Ah que dire de cette lecture !
Cela a été un bon moment, je l’ai d’ailleurs dévorée en 48h. On constate une rapide entrée en matière narrative puisque l’on se retrouve projeté dès les premières lignes dans le tumulte intérieur de Louise. A essayer de comprendre ce qui taraude son esprit et le tient en éveil.
En résulte donc des aller-retours incessants vers les méandres du passé, comme autant de souvenirs cueillis et re-semés inlassablement dans le jardin de sa mémoire. La remontée des souvenirs prend place en tout temps toute heure. On voit alors défiler les amours du passé, les premières passions et leurs amères déceptions. Les récits d’enfance, les désillusions de jeunesse et l’espoir de promesses futures. Les joies de la grossesse, les questionnements existentiels, puis la fatigue interne, la flamme qui s’éteint et faiblit. On rebrousse chemin au gré de l’auteur et on remonte le temps afin de saisir l’histoire de chacun des personnes, de comprendre ce qui a fait leur essence et a façonné leur être.
Plusieurs sujets sont traités avec une plume très personnelle : la paternité, le divorce, les enfants, l’amour qui s’éteint au fil des années, le rapport à l’écriture, le besoin de se poser des questions pour continuer à avancer tout en trouvant du sens à sa vie…
C’est ainsi que dans une bonne partie de l’ouvrage, Louise raconte son rapport à son père. La tristesse qu’a vécu sa propre mère avec cet homme et la force avec laquelle elle aurait souhaité changer les choses, lui éviter une vie de malheur et de désillusions. Certains passages relatent alors l’origine de cette souffrance, intrinsèquement liée au père qui a fait s’effondrer leur famille et n’a fait qu’attiser la haine que lui vouait sa fille. La manière dont cela est décrit témoigne de tous les espoirs brisés que le père a déçu. Toutes les fois où son amertume, son sarcasme et ses critiques ont terrassé ceux qui se trouvaient autour de lui. Puis le dégoût, envers ce père qui n’a jamais su donner ni tendresse, ni amour ni reconnaissance à sa femme et à ses enfants. La dissociation entière de cet individu et la honte de porter son nom blessent d’autant plus qu’elle n’a pas d’autre choix que d’être sa fille.
J’ai trouvé cette partie simplement et merveilleusement bien expliquée, avec des mots sans apparat qui vont chercher loin dans le ressenti. Des mots qui vont exorciser ses démons intérieurs puisqu’elle met des mots sur ce qui fait mal et narre l’irréparable puisque ce père ne changera jamais. Il restera ancré sur ses positions, sûr de posséder la science infuse, seul à détenir la vérité absolue.
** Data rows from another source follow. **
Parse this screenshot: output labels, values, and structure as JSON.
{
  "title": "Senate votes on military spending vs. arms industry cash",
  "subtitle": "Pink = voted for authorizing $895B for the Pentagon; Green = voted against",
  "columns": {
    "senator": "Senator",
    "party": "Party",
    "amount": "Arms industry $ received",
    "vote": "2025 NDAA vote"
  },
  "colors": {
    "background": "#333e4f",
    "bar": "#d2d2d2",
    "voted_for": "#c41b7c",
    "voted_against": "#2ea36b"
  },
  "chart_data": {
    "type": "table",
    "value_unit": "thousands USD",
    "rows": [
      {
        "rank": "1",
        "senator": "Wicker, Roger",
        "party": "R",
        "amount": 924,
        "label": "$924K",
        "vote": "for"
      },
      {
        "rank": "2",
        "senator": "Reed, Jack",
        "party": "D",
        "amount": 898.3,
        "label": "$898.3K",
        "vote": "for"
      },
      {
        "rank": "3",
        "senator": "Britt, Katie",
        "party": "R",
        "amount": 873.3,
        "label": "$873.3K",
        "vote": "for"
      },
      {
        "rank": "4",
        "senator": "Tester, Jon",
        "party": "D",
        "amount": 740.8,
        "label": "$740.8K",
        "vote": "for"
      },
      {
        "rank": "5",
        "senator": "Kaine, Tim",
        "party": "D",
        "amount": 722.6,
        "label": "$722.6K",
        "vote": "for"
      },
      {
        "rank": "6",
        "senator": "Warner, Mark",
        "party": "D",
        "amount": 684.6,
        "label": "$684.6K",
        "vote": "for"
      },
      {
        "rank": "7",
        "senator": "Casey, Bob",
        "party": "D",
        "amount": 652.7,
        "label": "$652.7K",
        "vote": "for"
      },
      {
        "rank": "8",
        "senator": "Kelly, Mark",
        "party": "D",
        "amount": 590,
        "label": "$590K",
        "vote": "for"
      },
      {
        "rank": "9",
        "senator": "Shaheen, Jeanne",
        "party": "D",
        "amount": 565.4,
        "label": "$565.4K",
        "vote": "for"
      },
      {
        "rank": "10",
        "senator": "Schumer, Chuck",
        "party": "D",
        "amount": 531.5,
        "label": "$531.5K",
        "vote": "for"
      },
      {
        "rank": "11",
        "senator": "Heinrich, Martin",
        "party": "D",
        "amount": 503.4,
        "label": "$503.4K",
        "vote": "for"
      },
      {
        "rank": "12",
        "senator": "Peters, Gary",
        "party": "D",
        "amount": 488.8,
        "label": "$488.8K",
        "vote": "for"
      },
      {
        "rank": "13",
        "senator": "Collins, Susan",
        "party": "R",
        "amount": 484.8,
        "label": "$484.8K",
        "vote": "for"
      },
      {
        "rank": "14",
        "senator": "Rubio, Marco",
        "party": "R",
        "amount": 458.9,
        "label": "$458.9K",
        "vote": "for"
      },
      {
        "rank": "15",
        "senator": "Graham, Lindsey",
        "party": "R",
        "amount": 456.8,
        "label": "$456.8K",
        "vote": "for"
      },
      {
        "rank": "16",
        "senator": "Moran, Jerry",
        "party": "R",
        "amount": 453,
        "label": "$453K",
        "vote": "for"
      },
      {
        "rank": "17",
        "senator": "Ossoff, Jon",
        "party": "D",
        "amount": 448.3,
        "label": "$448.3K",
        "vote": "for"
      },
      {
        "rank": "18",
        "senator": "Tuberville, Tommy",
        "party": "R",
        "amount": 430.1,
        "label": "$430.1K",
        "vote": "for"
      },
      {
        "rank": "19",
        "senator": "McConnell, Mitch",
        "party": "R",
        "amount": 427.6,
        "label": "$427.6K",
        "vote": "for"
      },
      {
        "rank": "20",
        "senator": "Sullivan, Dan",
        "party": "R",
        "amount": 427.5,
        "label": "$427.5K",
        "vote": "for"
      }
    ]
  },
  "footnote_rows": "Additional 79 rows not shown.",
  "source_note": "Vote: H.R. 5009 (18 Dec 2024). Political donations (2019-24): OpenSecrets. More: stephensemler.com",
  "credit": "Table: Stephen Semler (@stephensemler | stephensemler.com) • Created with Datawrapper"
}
Et puis bien sûr, est également traité le sujet de l’écriture. Puisqu’ici c’est ce qui permet au personnage principal de s’attacher à la vie, malgré la maladie, pour continuellement se souvenir, se rappeler. Cette urgence d’esquisser des mots, de retenir un peu plus sa mémoire, de reconstituer ses souvenirs est ce qui pousse Louise à entreprendre son voyage en corse pour réconcilier avec sa mémoire.
Les phrases sont longues et la description va bon train, quant à la narration, elle se fait à un rythme soutenu. La description détaillée des instants, des lieux et des objets permet rapidement au lecteur d’imaginer les scènes et de revivre par procuration les événements narrés. Et c’est grâce à une écriture poétique qu’il est plus facile au lecteur d’accepter la dureté des faits. L’auteur a d’ailleurs eu des choix de titraille très romancés tels que « L’aube du Jour », « Pesante légèreté », « La Muse du Café » ou encore « Il Pleut des Larmes ».
Il y a néanmoins un aspect de l’écriture qui m’a beaucoup moins accroché, c’est le fait qu’on ne découvre pas l’histoire d’un seul mais de nombreux personnages, souvent sans lien apparent entre eux et d’une manière désordonnée au fil des chapitres. Cela risque à mon avis de perdre les lecteurs à certains moments en éparpillant leur concentration lors des différentes prises de paroles des personnages (Louise, Hélène, Claire, Angela…). Ce n’est qu’à la toute fin qu’on saisit enfin le lien entre eux.